Focusing on the romantic life of Franz Liszt and his women, ‘Odyssey of Love’ is the third of Lucy’s popular concert programmes captured on disc in which she uniquely combines words and music.
Like Mozart, Liszt was a child prodigy, whose three main loves in life were music, women and religion. Women flocked to his concerts, where his ecstatic performances (he was the first pianist to present recitals without the music) caused fainting and hysteria among his largely female audiences. However, of the many courtesans and countesses with whom he was linked, two stand out. The first was Marie d’Agoult, a married aristocrat who became both muse and mistress to the young virtuoso, and later mother to his 3 children. Marie inspired piano pieces such as the ‘Petrarch Sonnet No. 104’. The second, the cigar-smoking Polish intellectual, Princess Carolyne Wittgenstein, the muse of Liszt’s middle age without whom Liszt found it almost impossible to compose and to whom he dedicated many of his finest pieces. The story of their failure to marry is a sad and compelling one of which is told in the second half of the programme.
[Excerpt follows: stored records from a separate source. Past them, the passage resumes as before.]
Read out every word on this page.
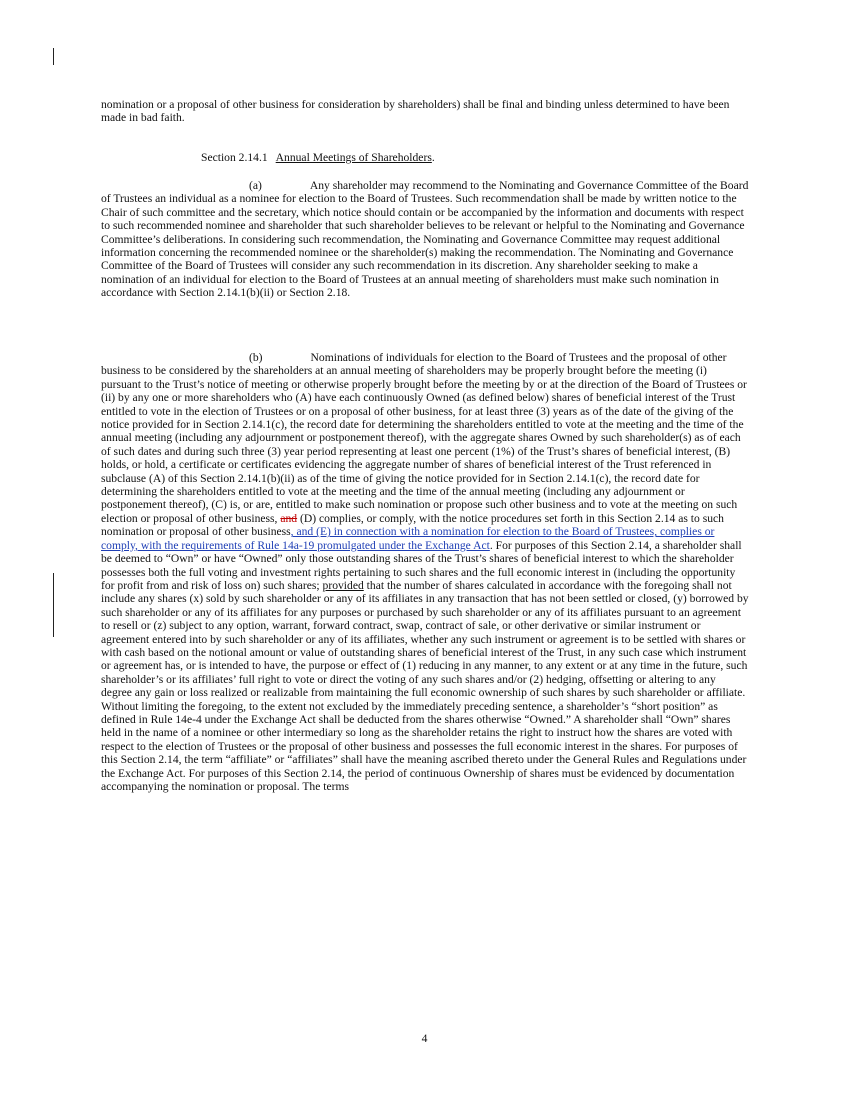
nomination or a proposal of other business for consideration by shareholders) shall be final and binding unless determined to have been made in bad faith.

Section 2.14.1 Annual Meetings of Shareholders.

(a)	Any shareholder may recommend to the Nominating and Governance Committee of the Board of Trustees an individual as a nominee for election to the Board of Trustees. Such recommendation shall be made by written notice to the Chair of such committee and the secretary, which notice should contain or be accompanied by the information and documents with respect to such recommended nominee and shareholder that such shareholder believes to be relevant or helpful to the Nominating and Governance Committee’s deliberations. In considering such recommendation, the Nominating and Governance Committee may request additional information concerning the recommended nominee or the shareholder(s) making the recommendation. The Nominating and Governance Committee of the Board of Trustees will consider any such recommendation in its discretion. Any shareholder seeking to make a nomination of an individual for election to the Board of Trustees at an annual meeting of shareholders must make such nomination in accordance with Section 2.14.1(b)(ii) or Section 2.18.

(b)	Nominations of individuals for election to the Board of Trustees and the proposal of other business to be considered by the shareholders at an annual meeting of shareholders may be properly brought before the meeting (i) pursuant to the Trust’s notice of meeting or otherwise properly brought before the meeting by or at the direction of the Board of Trustees or (ii) by any one or more shareholders who (A) have each continuously Owned (as defined below) shares of beneficial interest of the Trust entitled to vote in the election of Trustees or on a proposal of other business, for at least three (3) years as of the date of the giving of the notice provided for in Section 2.14.1(c), the record date for determining the shareholders entitled to vote at the meeting and the time of the annual meeting (including any adjournment or postponement thereof), with the aggregate shares Owned by such shareholder(s) as of each of such dates and during such three (3) year period representing at least one percent (1%) of the Trust’s shares of beneficial interest, (B) holds, or hold, a certificate or certificates evidencing the aggregate number of shares of beneficial interest of the Trust referenced in subclause (A) of this Section 2.14.1(b)(ii) as of the time of giving the notice provided for in Section 2.14.1(c), the record date for determining the shareholders entitled to vote at the meeting and the time of the annual meeting (including any adjournment or postponement thereof), (C) is, or are, entitled to make such nomination or propose such other business and to vote at the meeting on such election or proposal of other business, and (D) complies, or comply, with the notice procedures set forth in this Section 2.14 as to such nomination or proposal of other business, and (E) in connection with a nomination for election to the Board of Trustees, complies or comply, with the requirements of Rule 14a-19 promulgated under the Exchange Act. For purposes of this Section 2.14, a shareholder shall be deemed to “Own” or have “Owned” only those outstanding shares of the Trust’s shares of beneficial interest to which the shareholder possesses both the full voting and investment rights pertaining to such shares and the full economic interest in (including the opportunity for profit from and risk of loss on) such shares; provided that the number of shares calculated in accordance with the foregoing shall not include any shares (x) sold by such shareholder or any of its affiliates in any transaction that has not been settled or closed, (y) borrowed by such shareholder or any of its affiliates for any purposes or purchased by such shareholder or any of its affiliates pursuant to an agreement to resell or (z) subject to any option, warrant, forward contract, swap, contract of sale, or other derivative or similar instrument or agreement entered into by such shareholder or any of its affiliates, whether any such instrument or agreement is to be settled with shares or with cash based on the notional amount or value of outstanding shares of beneficial interest of the Trust, in any such case which instrument or agreement has, or is intended to have, the purpose or effect of (1) reducing in any manner, to any extent or at any time in the future, such shareholder’s or its affiliates’ full right to vote or direct the voting of any such shares and/or (2) hedging, offsetting or altering to any degree any gain or loss realized or realizable from maintaining the full economic ownership of such shares by such shareholder or affiliate. Without limiting the foregoing, to the extent not excluded by the immediately preceding sentence, a shareholder’s “short position” as defined in Rule 14e-4 under the Exchange Act shall be deducted from the shares otherwise “Owned.” A shareholder shall “Own” shares held in the name of a nominee or other intermediary so long as the shareholder retains the right to instruct how the shares are voted with respect to the election of Trustees or the proposal of other business and possesses the full economic interest in the shares. For purposes of this Section 2.14, the term “affiliate” or “affiliates” shall have the meaning ascribed thereto under the General Rules and Regulations under the Exchange Act. For purposes of this Section 2.14, the period of continuous Ownership of shares must be evidenced by documentation accompanying the nomination or proposal. The terms

4
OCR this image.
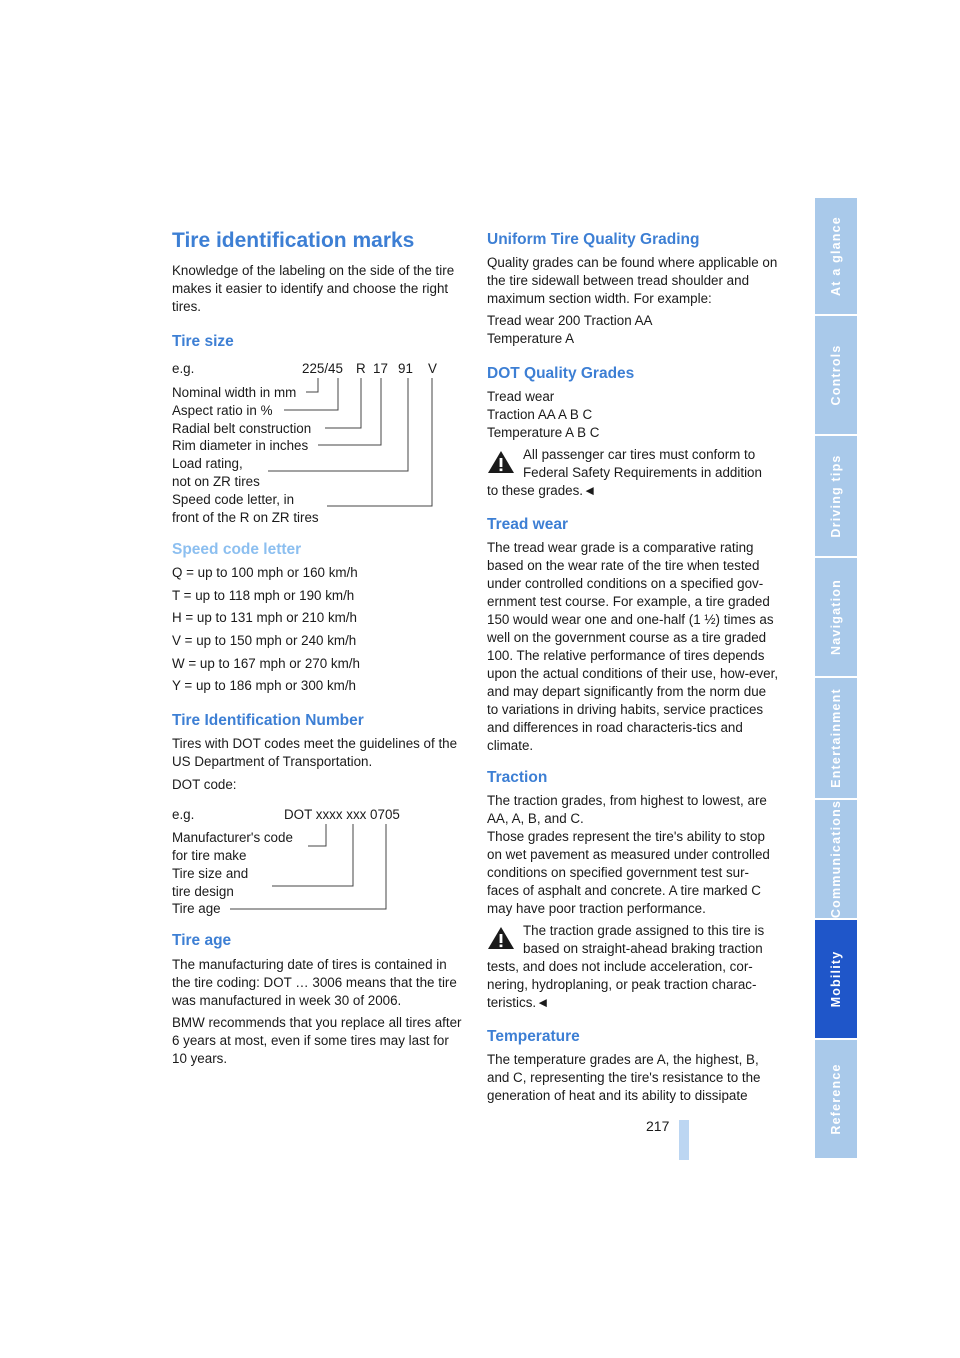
At a glance
Controls
Driving tips
Navigation
Entertainment
Communications
Mobility
Reference
217
Tire identification marks

Knowledge of the labeling on the side of the tire makes it easier to identify and choose the right tires.

Tire size
e.g.	225/45 R 17 91 V
Nominal width in mm
Aspect ratio in %
Radial belt construction
Rim diameter in inches
Load rating,
not on ZR tires
Speed code letter, in
front of the R on ZR tires
Speed code letter

Q = up to 100 mph or 160 km/h

T = up to 118 mph or 190 km/h

H = up to 131 mph or 210 km/h

V = up to 150 mph or 240 km/h

W = up to 167 mph or 270 km/h

Y = up to 186 mph or 300 km/h

Tire Identification Number

Tires with DOT codes meet the guidelines of the US Department of Transportation.

DOT code:

e.g.	DOT xxxx xxx 0705
Manufacturer's code
for tire make
Tire size and
tire design
Tire age
Tire age

The manufacturing date of tires is contained in the tire coding: DOT … 3006 means that the tire was manufactured in week 30 of 2006.

BMW recommends that you replace all tires after 6 years at most, even if some tires may last for 10 years.

Uniform Tire Quality Grading

Quality grades can be found where applicable on the tire sidewall between tread shoulder and maximum section width. For example:

Tread wear 200 Traction AA
Temperature A

DOT Quality Grades

Tread wear
Traction AA A B C
Temperature A B C

All passenger car tires must conform to Federal Safety Requirements in addition

to these grades.◄

Tread wear

The tread wear grade is a comparative rating based on the wear rate of the tire when tested under controlled conditions on a specified gov-ernment test course. For example, a tire graded 150 would wear one and one-half (1 ½) times as well on the government course as a tire graded 100. The relative performance of tires depends upon the actual conditions of their use, how-ever, and may depart significantly from the norm due to variations in driving habits, service practices and differences in road characteris-tics and climate.

Traction

The traction grades, from highest to lowest, are AA, A, B, and C.
Those grades represent the tire's ability to stop on wet pavement as measured under controlled conditions on specified government test sur-faces of asphalt and concrete. A tire marked C may have poor traction performance.

The traction grade assigned to this tire is based on straight-ahead braking traction

tests, and does not include acceleration, cor-nering, hydroplaning, or peak traction charac-teristics.◄

Temperature

The temperature grades are A, the highest, B, and C, representing the tire's resistance to the generation of heat and its ability to dissipate
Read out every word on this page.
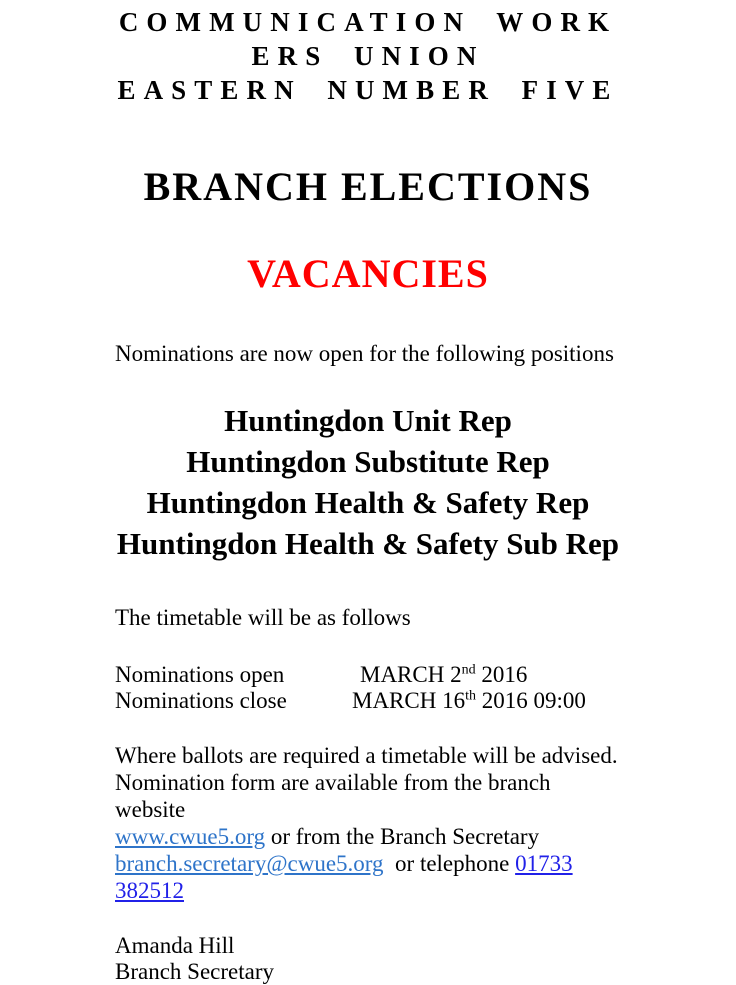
COMMUNICATION WORK
ERS UNION
EASTERN NUMBER FIVE
BRANCH ELECTIONS
VACANCIES

Nominations are now open for the following positions

Huntingdon Unit Rep
Huntingdon Substitute Rep
Huntingdon Health & Safety Rep
Huntingdon Health & Safety Sub Rep

The timetable will be as follows

Nominations open	MARCH 2nd 2016
Nominations close	MARCH 16th 2016 09:00
Where ballots are required a timetable will be advised.
Nomination form are available from the branch website
www.cwue5.org or from the Branch Secretary
branch.secretary@cwue5.org  or telephone 01733
382512
Amanda Hill
Branch Secretary
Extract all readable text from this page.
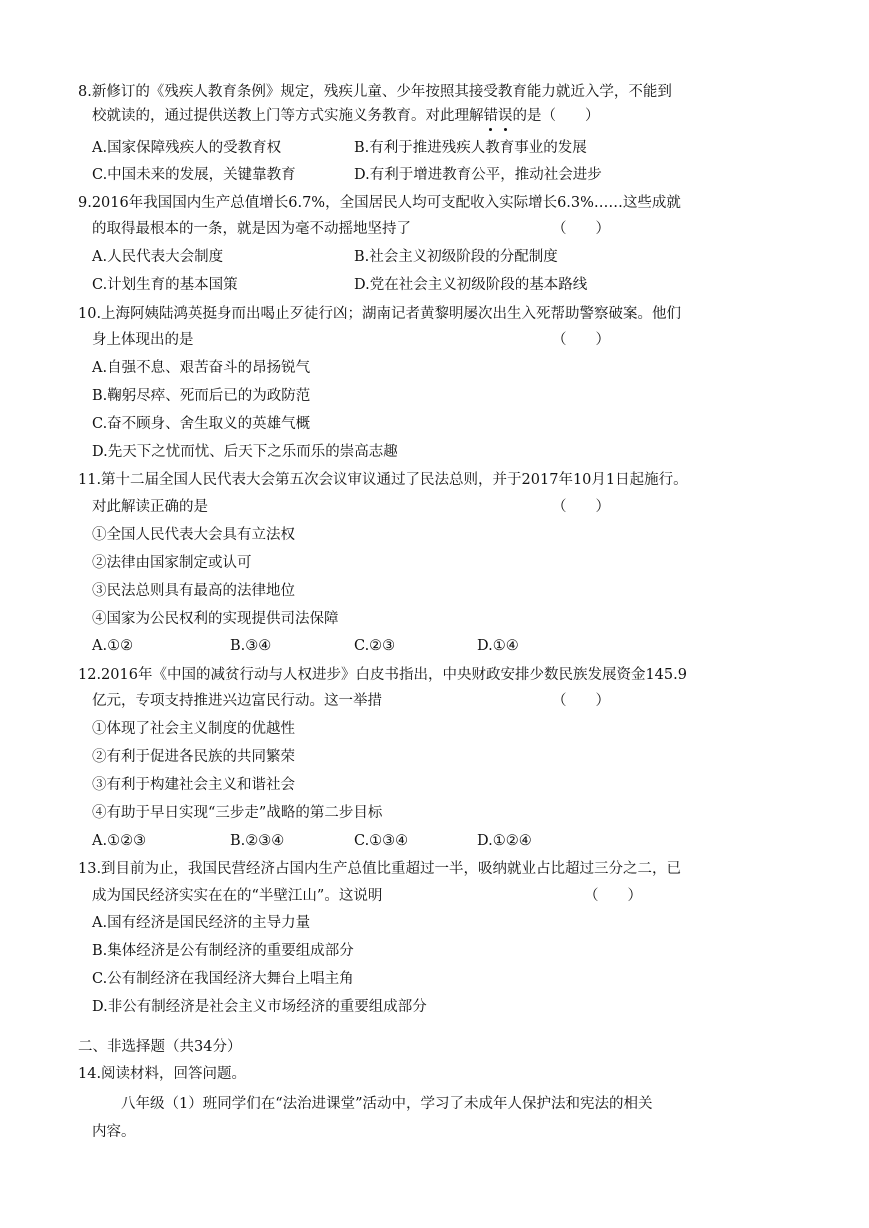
8.新修订的《残疾人教育条例》规定，残疾儿童、少年按照其接受教育能力就近入学，不能到
校就读的，通过提供送教上门等方式实施义务教育。对此理解错误的是（　　）
A.国家保障残疾人的受教育权	B.有利于推进残疾人教育事业的发展
C.中国未来的发展，关键靠教育	D.有利于增进教育公平，推动社会进步
9.2016年我国国内生产总值增长6.7%，全国居民人均可支配收入实际增长6.3%……这些成就
的取得最根本的一条，就是因为毫不动摇地坚持了	（　　）
A.人民代表大会制度	B.社会主义初级阶段的分配制度
C.计划生育的基本国策	D.党在社会主义初级阶段的基本路线
10.上海阿姨陆鸿英挺身而出喝止歹徒行凶；湖南记者黄黎明屡次出生入死帮助警察破案。他们
身上体现出的是	（　　）
A.自强不息、艰苦奋斗的昂扬锐气
B.鞠躬尽瘁、死而后已的为政防范
C.奋不顾身、舍生取义的英雄气概
D.先天下之忧而忧、后天下之乐而乐的崇高志趣
11.第十二届全国人民代表大会第五次会议审议通过了民法总则，并于2017年10月1日起施行。
对此解读正确的是	（　　）
①全国人民代表大会具有立法权
②法律由国家制定或认可
③民法总则具有最高的法律地位
④国家为公民权利的实现提供司法保障
A.①②	B.③④	C.②③	D.①④
12.2016年《中国的减贫行动与人权进步》白皮书指出，中央财政安排少数民族发展资金145.9
亿元，专项支持推进兴边富民行动。这一举措	（　　）
①体现了社会主义制度的优越性
②有利于促进各民族的共同繁荣
③有利于构建社会主义和谐社会
④有助于早日实现“三步走”战略的第二步目标
A.①②③	B.②③④	C.①③④	D.①②④
13.到目前为止，我国民营经济占国内生产总值比重超过一半，吸纳就业占比超过三分之二，已
成为国民经济实实在在的“半壁江山”。这说明	（　　）
A.国有经济是国民经济的主导力量
B.集体经济是公有制经济的重要组成部分
C.公有制经济在我国经济大舞台上唱主角
D.非公有制经济是社会主义市场经济的重要组成部分
二、非选择题（共34分）
14.阅读材料，回答问题。
八年级（1）班同学们在“法治进课堂”活动中，学习了未成年人保护法和宪法的相关
内容。
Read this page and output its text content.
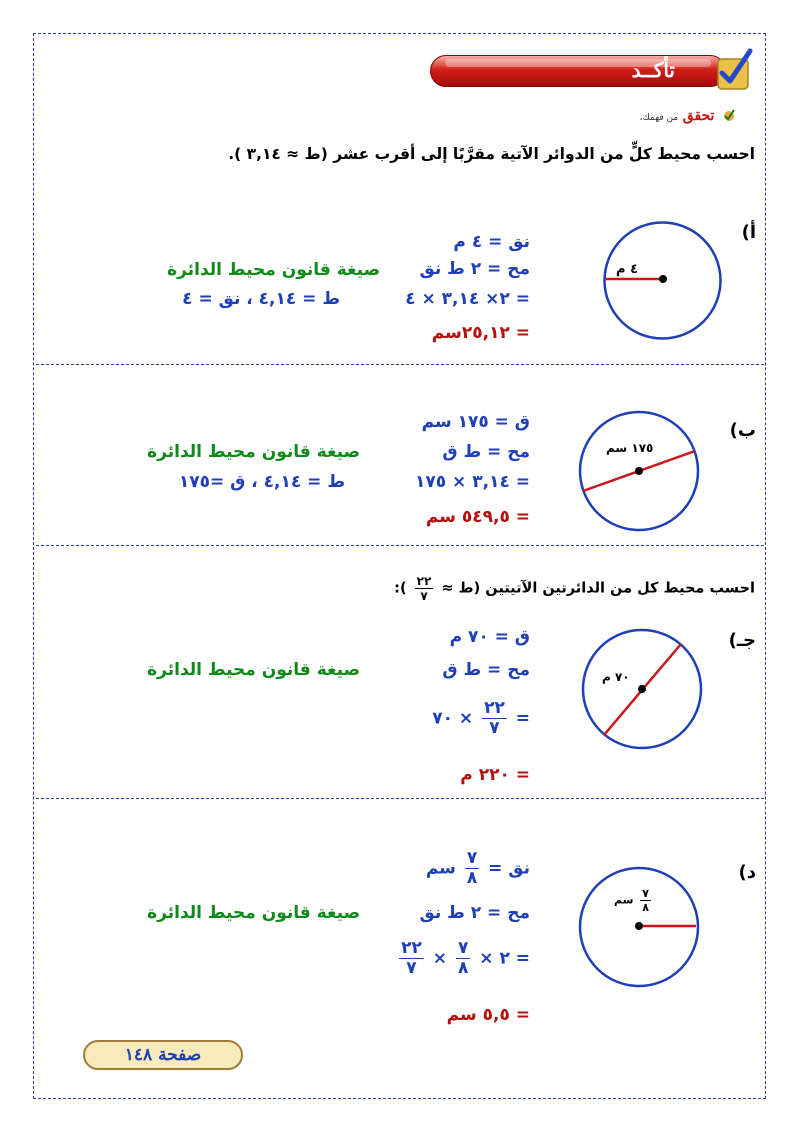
تأكــد
تحقق من فهمك،
احسب محيط كلٍّ من الدوائر الآتية مقرَّبًا إلى أقرب عشر (ط ≈ ٣,١٤ ).
أ)
٤ م
نق = ٤ م
مح = ٢ ط نق
= ٢× ٣,١٤ × ٤
= ٢٥,١٢سم
صيغة قانون محيط الدائرة
ط = ٤,١٤ ، نق = ٤
ب)
١٧٥ سم
ق = ١٧٥ سم
مح = ط ق
= ٣,١٤ × ١٧٥
= ٥٤٩,٥ سم
صيغة قانون محيط الدائرة
ط = ٤,١٤ ، ق =١٧٥
احسب محيط كل من الدائرتين الآتيتين (ط ≈
$\frac{٢٢}{٧}$
):
جـ)
٧٠ م
ق = ٧٠ م
مح = ط ق
=
$\frac{٢٢}{٧}$
× ٧٠
= ٢٢٠ م
صيغة قانون محيط الدائرة
د)
$\frac{٧}{٨}$
سم
نق =
$\frac{٧}{٨}$
سم
مح = ٢ ط نق
= ٢ ×
$\frac{٧}{٨}$
×
$\frac{٢٢}{٧}$
= ٥,٥ سم
صيغة قانون محيط الدائرة
صفحة ١٤٨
Acknowledged as one of Britain’s finest pianists, Lucy Parham applies her sensitivity and imagination not only to concertos and recitals, but also to portraits in words and music of such composers as Schumann, Chopin, Liszt and Debussy.
She came to public attention as the Piano Winner of the 1984 BBC Young Musician of the Year. Since her Royal Festival Hall concerto debut at age 16, she has played throughout the UK and around the globe. Lucy is also a regular contributor to BBC Music Magazine, Pianist Magazine and the Guardian and appears frequently on BBC Radio 3 and 4, as the commentator on the Leeds International Piano Competition and as a jury member for the final of Young Musician of the Year.